It Took a Year for Khomeini To Capture Tehran in 1979

The revolt against the Iranian regime appears to be far from over.

Keystone/Getty Images
In 1979, demonstrators at Tehran call for the replacement of the Shah of Iran. Keystone/Getty Images

“The revolution will not be televised,” was the title of Gil Scott-Heron’s 1970s poem. While “not” has been omitted in popular culture, Islamic Republic thugs have opted for the original. Hiding bloody street scenes and piles of dead Iranian from the world’s cameras enables the mullahs to claim victory over Iranians seeking liberty. This is a moment to remember that it took a long year of unrest before Ayatollah Khomeini captured Tehran in 1979.

This year’s revolt against the Khomeinists is also far from over. Enforcers may have managed to apply a Band-Aid to the regime’s malignancy. Yet the “fundamentals of what ails Iran have not changed,” the policy director at United Against Nuclear Iran, Jason Brodsky, tells our Benny Avni. The ayatollahs are bad at governing. An ever-inflating rial is worthless. Water and electricity supplies are sporadic at best. Banks have collapsed. Is any of this fixable?

The latest protest movement started as a reaction to the regime’s incompetence. It is carried on, though, by people who were born into the Islamist revolution. They are sick and tired of being told how to live. The regime’s enforced religiosity has turned them into avowed secularists. Rather than chanting “death to America, death to Israel,” they are yearning for a society that would emulate those countries. Is it worth America’s while to help them?

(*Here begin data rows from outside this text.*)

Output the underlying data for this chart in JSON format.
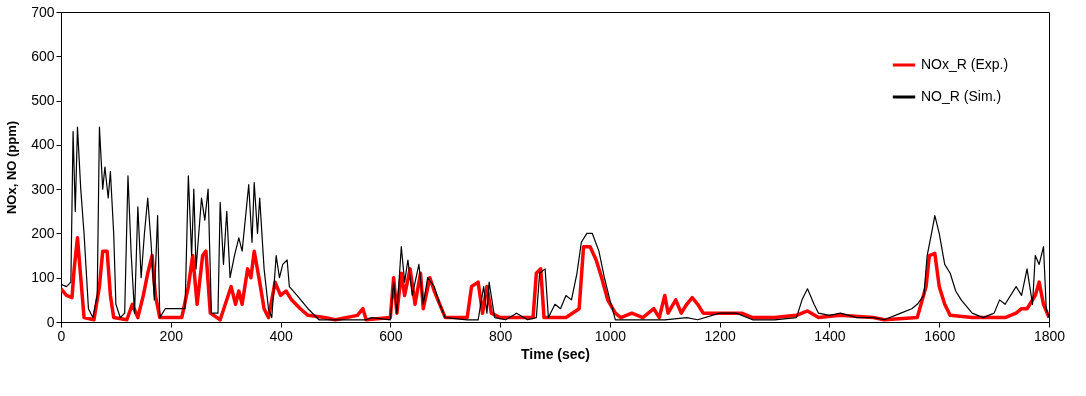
{
  "chart_data": {
    "type": "line",
    "xlabel": "Time (sec)",
    "ylabel": "NOx, NO (ppm)",
    "xlim": [
      0,
      1800
    ],
    "xticks": [
      0,
      200,
      400,
      600,
      800,
      1000,
      1200,
      1400,
      1600,
      1800
    ],
    "ylim": [
      0,
      700
    ],
    "yticks": [
      0,
      100,
      200,
      300,
      400,
      500,
      600,
      700
    ],
    "grid": false,
    "legend": "top right",
    "marker": "none",
    "line_style": "solid",
    "series": [
      {
        "name": "NOx_R (Exp.)",
        "color": "#ff0000",
        "x": [
          0,
          10,
          20,
          24,
          30,
          36,
          42,
          60,
          70,
          76,
          84,
          90,
          96,
          120,
          130,
          140,
          150,
          158,
          166,
          172,
          180,
          220,
          232,
          240,
          248,
          258,
          264,
          272,
          290,
          310,
          318,
          324,
          330,
          340,
          346,
          352,
          362,
          370,
          378,
          390,
          400,
          410,
          420,
          436,
          450,
          480,
          500,
          540,
          550,
          556,
          600,
          606,
          612,
          620,
          626,
          636,
          645,
          655,
          660,
          672,
          680,
          690,
          700,
          740,
          748,
          760,
          768,
          776,
          784,
          800,
          860,
          866,
          874,
          880,
          920,
          944,
          952,
          964,
          975,
          985,
          996,
          1010,
          1020,
          1040,
          1060,
          1080,
          1090,
          1100,
          1106,
          1120,
          1130,
          1140,
          1150,
          1160,
          1170,
          1200,
          1240,
          1260,
          1300,
          1340,
          1360,
          1380,
          1420,
          1480,
          1500,
          1560,
          1576,
          1582,
          1592,
          1600,
          1610,
          1620,
          1660,
          1720,
          1740,
          1750,
          1760,
          1775,
          1782,
          1790,
          1800
        ],
        "values": [
          75,
          60,
          55,
          120,
          190,
          100,
          10,
          5,
          80,
          160,
          160,
          60,
          10,
          5,
          40,
          10,
          60,
          110,
          150,
          60,
          10,
          10,
          80,
          150,
          40,
          150,
          160,
          20,
          5,
          80,
          40,
          70,
          40,
          120,
          100,
          160,
          90,
          30,
          10,
          90,
          60,
          70,
          50,
          30,
          15,
          10,
          5,
          15,
          30,
          5,
          10,
          100,
          20,
          110,
          60,
          120,
          40,
          110,
          30,
          100,
          70,
          40,
          10,
          10,
          80,
          90,
          20,
          80,
          20,
          10,
          10,
          110,
          120,
          10,
          10,
          30,
          170,
          170,
          140,
          100,
          50,
          20,
          10,
          20,
          10,
          30,
          10,
          60,
          20,
          50,
          20,
          40,
          55,
          40,
          20,
          20,
          20,
          10,
          10,
          15,
          25,
          10,
          15,
          10,
          5,
          10,
          80,
          150,
          155,
          80,
          40,
          15,
          10,
          10,
          20,
          30,
          30,
          60,
          90,
          40,
          10
        ]
      },
      {
        "name": "NO_R (Sim.)",
        "color": "#000000",
        "x": [
          0,
          10,
          18,
          22,
          26,
          30,
          36,
          42,
          50,
          58,
          66,
          70,
          76,
          80,
          86,
          90,
          96,
          100,
          108,
          116,
          122,
          128,
          134,
          140,
          146,
          152,
          158,
          164,
          170,
          176,
          180,
          190,
          200,
          214,
          226,
          232,
          238,
          242,
          246,
          256,
          262,
          268,
          274,
          286,
          290,
          296,
          302,
          308,
          316,
          324,
          330,
          342,
          348,
          352,
          358,
          362,
          370,
          378,
          384,
          392,
          398,
          404,
          412,
          416,
          430,
          450,
          470,
          500,
          540,
          556,
          566,
          600,
          606,
          612,
          620,
          626,
          632,
          640,
          652,
          660,
          668,
          680,
          690,
          700,
          740,
          760,
          770,
          776,
          780,
          790,
          810,
          830,
          850,
          866,
          872,
          882,
          888,
          900,
          910,
          920,
          930,
          940,
          948,
          958,
          968,
          980,
          990,
          1000,
          1010,
          1040,
          1100,
          1140,
          1160,
          1200,
          1230,
          1260,
          1300,
          1340,
          1350,
          1360,
          1372,
          1380,
          1400,
          1420,
          1450,
          1480,
          1500,
          1530,
          1550,
          1560,
          1572,
          1578,
          1586,
          1592,
          1600,
          1610,
          1620,
          1630,
          1640,
          1660,
          1680,
          1700,
          1710,
          1720,
          1740,
          1750,
          1760,
          1770,
          1775,
          1782,
          1790,
          1795,
          1800
        ],
        "values": [
          85,
          80,
          90,
          430,
          250,
          440,
          300,
          200,
          30,
          10,
          60,
          440,
          300,
          350,
          280,
          340,
          200,
          40,
          10,
          20,
          330,
          150,
          20,
          260,
          100,
          200,
          280,
          180,
          50,
          240,
          10,
          30,
          30,
          30,
          30,
          330,
          150,
          300,
          120,
          280,
          230,
          300,
          20,
          20,
          270,
          130,
          250,
          100,
          150,
          190,
          160,
          310,
          180,
          315,
          200,
          280,
          120,
          30,
          10,
          150,
          100,
          130,
          140,
          80,
          60,
          30,
          5,
          5,
          5,
          5,
          10,
          5,
          90,
          20,
          170,
          90,
          140,
          60,
          130,
          40,
          100,
          80,
          40,
          10,
          5,
          5,
          80,
          20,
          90,
          10,
          5,
          20,
          5,
          10,
          110,
          120,
          10,
          40,
          30,
          60,
          50,
          110,
          180,
          200,
          200,
          160,
          100,
          50,
          5,
          5,
          5,
          10,
          5,
          20,
          20,
          5,
          5,
          10,
          50,
          75,
          40,
          20,
          15,
          20,
          10,
          10,
          5,
          20,
          30,
          40,
          60,
          150,
          200,
          240,
          200,
          130,
          110,
          70,
          50,
          20,
          10,
          20,
          50,
          40,
          80,
          60,
          120,
          40,
          150,
          130,
          170,
          30,
          10
        ]
      }
    ]
  }
}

“I hope there’s a diplomatic resolution,” special envoy Steven Witkoff says. President Trump insists that no one convinced him to cancel a planned strike on Wednesday. Rather, he said Friday, the mullahs’ cancellation of a scheduled 800 hangings “had a big impact” on his decision. The president struck similar conciliatory notes before striking Iran’s nuclear sites in June and again on the eve of snatching Nicolas Maduro from Caracas. 

As is often the case with the mullahs, cancelling planned hangings could be a temporary measure. Reports from Iran detail unspeakable torture at Evin and other prisons, where criminals were released to make room for anti-regime rebels. Also tortured are families of victims who were killed on Iranian streets. To retrieve bodies of their loved ones, relatives are reportedly forced to pay up to $5,000 — allegedly the cost of the bullets that killed them. 

Not all revolutions ended up as well as ours did. Bolsheviks, for one, gave the word a bad name. Throwing the mullahs out, though, could transform the Mideast and weaken Communist China by denying it discounted Iranian oil. Ending the Iranian people’s nightmare is worthwhile. Then, too, the regime is posting images of the shot that grazed Mr. Trump’s ear in 2024, vowing, “this time it won’t miss.” This is in their DNA, and won’t be negotiated away.